Competitiveness is the biggest problem for the smallest entrepreneurs. This arises from the responses to the question about the biggest challenges in business that we posed to Lider’s subscribers. An anonymous survey conducted from February 8 to 13 received responses from 44 micro-entrepreneurs, who have fewer than ten employees and revenues of up to two million euros. More than half of the respondents (56 percent) circled ‘inability to achieve higher prices’ as one of three possible answers. When the problem of rising input prices is added as the second challenge (42 percent), it is clear that this largest and most sensitive category of entrepreneurs lives in the scissors of high inflation and ruthless competition, and we must also add the chronic lack of capital – which consultants emphasize more than the entrepreneurs themselves complain about it.

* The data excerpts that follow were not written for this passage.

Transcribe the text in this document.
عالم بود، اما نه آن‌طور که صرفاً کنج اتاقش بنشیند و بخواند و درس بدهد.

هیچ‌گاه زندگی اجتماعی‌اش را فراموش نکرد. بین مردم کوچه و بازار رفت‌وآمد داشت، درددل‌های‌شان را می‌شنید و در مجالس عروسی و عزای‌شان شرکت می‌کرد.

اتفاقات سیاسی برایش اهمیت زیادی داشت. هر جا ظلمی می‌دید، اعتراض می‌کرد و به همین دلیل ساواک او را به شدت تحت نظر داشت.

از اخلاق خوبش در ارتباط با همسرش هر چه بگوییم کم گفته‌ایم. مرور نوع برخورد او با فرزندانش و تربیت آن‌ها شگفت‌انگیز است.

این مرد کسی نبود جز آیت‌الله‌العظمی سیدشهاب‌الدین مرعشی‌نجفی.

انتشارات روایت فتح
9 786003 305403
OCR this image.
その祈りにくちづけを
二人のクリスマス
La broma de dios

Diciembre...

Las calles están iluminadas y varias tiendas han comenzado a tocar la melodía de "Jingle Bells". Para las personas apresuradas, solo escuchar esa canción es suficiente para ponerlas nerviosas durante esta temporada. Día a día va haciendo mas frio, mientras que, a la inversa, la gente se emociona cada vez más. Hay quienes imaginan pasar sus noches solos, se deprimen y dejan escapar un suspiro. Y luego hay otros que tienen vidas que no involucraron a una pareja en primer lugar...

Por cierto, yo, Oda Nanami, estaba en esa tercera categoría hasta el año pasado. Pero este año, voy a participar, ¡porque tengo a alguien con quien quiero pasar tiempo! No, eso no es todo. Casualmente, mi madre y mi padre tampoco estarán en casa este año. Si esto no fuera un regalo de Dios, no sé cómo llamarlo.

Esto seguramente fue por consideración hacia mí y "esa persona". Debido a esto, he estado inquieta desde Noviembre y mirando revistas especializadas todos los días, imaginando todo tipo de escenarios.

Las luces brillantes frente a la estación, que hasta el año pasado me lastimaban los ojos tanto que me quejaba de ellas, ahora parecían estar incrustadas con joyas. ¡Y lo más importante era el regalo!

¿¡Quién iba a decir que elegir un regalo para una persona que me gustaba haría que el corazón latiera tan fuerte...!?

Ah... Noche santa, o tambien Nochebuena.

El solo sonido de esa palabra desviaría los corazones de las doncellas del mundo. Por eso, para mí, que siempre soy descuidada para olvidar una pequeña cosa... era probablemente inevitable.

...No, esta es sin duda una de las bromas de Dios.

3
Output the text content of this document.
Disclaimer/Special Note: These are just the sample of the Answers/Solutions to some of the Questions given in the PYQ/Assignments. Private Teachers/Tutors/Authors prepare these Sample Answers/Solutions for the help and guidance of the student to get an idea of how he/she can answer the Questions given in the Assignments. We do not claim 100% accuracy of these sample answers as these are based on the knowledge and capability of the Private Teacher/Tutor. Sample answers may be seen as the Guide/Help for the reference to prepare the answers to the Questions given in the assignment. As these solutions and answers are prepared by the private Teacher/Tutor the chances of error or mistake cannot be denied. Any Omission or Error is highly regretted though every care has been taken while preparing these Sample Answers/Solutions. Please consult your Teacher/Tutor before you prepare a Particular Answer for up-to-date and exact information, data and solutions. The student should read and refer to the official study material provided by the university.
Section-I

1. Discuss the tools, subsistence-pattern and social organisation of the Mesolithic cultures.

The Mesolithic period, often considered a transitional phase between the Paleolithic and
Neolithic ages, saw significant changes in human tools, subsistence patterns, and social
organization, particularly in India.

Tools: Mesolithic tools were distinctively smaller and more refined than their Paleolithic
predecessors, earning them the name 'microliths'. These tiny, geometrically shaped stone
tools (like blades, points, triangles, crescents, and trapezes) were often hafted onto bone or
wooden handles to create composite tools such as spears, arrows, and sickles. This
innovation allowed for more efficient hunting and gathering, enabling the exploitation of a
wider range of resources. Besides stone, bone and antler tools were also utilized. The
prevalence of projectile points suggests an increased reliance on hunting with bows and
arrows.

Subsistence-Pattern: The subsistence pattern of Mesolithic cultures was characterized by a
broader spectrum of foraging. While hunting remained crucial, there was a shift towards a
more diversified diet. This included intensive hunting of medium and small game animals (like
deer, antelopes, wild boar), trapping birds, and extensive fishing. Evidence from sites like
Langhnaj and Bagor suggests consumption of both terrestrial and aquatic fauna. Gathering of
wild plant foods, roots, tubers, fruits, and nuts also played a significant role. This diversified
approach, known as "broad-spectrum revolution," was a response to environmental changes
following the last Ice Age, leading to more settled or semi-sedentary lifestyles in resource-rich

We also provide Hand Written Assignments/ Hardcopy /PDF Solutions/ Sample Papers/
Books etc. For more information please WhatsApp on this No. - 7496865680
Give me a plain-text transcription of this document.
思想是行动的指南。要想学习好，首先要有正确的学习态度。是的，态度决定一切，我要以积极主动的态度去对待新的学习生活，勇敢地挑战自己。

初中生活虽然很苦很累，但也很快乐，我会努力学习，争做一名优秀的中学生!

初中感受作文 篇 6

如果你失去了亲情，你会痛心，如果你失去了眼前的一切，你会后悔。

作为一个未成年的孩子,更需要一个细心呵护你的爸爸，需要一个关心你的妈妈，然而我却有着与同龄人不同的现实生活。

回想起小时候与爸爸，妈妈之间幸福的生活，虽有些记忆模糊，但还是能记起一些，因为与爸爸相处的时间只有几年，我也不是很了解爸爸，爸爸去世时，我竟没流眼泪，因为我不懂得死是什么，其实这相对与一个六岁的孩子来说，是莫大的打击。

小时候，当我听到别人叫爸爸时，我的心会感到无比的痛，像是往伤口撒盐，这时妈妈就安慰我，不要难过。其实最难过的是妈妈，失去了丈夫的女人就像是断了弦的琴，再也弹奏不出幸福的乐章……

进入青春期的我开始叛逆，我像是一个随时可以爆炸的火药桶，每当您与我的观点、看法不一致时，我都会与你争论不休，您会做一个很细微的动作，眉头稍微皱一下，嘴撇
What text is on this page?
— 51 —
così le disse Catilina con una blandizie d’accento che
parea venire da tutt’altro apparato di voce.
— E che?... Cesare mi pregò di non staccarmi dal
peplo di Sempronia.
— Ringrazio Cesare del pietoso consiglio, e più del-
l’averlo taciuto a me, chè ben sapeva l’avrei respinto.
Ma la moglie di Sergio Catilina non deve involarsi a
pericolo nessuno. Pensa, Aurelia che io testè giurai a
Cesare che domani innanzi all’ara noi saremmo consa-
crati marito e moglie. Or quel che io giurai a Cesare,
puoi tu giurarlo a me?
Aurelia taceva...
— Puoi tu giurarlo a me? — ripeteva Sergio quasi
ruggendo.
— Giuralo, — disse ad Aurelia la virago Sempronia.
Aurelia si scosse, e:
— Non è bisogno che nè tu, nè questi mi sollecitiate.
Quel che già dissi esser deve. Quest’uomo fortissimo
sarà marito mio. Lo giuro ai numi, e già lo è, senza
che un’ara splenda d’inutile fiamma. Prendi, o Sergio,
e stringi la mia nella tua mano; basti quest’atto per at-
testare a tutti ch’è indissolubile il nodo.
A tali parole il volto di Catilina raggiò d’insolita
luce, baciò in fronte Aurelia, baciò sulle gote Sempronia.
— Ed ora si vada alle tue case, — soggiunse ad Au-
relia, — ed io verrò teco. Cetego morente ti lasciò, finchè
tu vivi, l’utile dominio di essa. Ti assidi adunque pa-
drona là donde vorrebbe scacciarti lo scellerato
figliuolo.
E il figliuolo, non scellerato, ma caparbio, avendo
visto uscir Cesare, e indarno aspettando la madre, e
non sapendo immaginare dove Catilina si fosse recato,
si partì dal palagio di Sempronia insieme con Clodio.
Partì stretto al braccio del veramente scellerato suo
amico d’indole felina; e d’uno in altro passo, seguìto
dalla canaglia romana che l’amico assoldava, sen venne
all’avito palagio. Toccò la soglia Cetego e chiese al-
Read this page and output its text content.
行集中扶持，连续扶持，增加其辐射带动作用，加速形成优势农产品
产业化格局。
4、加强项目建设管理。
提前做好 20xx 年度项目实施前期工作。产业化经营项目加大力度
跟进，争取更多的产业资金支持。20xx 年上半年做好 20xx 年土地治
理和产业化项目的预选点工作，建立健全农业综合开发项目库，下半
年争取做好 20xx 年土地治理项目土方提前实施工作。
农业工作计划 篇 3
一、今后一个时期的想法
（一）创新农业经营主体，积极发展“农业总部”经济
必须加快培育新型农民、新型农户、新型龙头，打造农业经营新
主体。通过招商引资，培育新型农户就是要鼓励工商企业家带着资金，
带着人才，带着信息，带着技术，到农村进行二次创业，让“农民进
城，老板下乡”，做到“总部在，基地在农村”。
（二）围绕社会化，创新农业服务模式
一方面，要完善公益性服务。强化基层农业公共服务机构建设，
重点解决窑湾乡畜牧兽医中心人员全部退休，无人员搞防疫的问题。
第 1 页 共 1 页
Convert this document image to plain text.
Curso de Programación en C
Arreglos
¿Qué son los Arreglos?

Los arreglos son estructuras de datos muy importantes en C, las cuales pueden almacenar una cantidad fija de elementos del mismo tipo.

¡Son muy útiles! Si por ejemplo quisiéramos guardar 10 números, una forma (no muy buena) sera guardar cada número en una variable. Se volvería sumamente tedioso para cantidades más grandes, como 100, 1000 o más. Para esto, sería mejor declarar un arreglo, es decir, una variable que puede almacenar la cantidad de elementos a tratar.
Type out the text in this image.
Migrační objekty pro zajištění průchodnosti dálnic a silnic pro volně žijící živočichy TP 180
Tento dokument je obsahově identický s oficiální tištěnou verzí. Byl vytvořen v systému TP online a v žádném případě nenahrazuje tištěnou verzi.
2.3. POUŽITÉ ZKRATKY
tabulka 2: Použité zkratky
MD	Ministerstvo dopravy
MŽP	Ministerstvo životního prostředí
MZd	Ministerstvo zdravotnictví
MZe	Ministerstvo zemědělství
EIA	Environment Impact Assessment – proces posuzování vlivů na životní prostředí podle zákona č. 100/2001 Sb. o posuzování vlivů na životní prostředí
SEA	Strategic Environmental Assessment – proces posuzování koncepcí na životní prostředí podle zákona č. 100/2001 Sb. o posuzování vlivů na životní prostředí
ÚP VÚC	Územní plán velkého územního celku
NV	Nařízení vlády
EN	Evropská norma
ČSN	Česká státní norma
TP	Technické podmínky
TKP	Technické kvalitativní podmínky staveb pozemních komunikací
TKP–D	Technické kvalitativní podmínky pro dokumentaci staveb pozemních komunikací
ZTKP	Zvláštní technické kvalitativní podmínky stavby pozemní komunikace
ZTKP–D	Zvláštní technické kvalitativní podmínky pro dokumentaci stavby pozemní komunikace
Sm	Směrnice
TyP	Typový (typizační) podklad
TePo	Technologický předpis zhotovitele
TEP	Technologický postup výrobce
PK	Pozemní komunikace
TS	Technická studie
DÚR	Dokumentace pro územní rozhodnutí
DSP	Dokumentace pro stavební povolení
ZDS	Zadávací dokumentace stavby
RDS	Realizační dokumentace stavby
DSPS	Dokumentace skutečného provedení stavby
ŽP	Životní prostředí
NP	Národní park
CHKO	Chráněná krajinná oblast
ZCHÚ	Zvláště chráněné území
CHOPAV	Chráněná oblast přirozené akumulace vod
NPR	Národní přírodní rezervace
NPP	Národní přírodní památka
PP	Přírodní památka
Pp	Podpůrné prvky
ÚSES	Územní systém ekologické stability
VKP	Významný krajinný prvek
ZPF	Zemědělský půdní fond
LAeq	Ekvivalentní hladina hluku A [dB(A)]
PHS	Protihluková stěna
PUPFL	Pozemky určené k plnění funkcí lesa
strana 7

Labor is only the next problem in importance (37 percent), and even a third do not feel this problem at all. The reason is likely that small companies are not labor-intensive, and the surveyed entrepreneurs employ an average of three and a half workers. Therefore, their main channel for finding workers is: personal acquaintances (44 percent), job advertisements (30 percent), HZZ (19 percent), and private agencies (14 percent), while only one of the surveyed entrepreneurs responded that they employ foreign workers.
Alongside labor, the problem of high taxes and other contributions to the state (one of three key challenges for 37 percent of respondents) is highlighted, followed by slow administration (26 percent) and rigging jobs in public procurement (19 percent). Nine percent highlight market loss and interest as problems, while seven percent circled delays in supply chains due to bypassing Suez. From individual responses, it is evident that entrepreneurs are also troubled by the judiciary, with the well-known story of lengthy disputes being compounded by the problem of unfair judgments with high interest rates.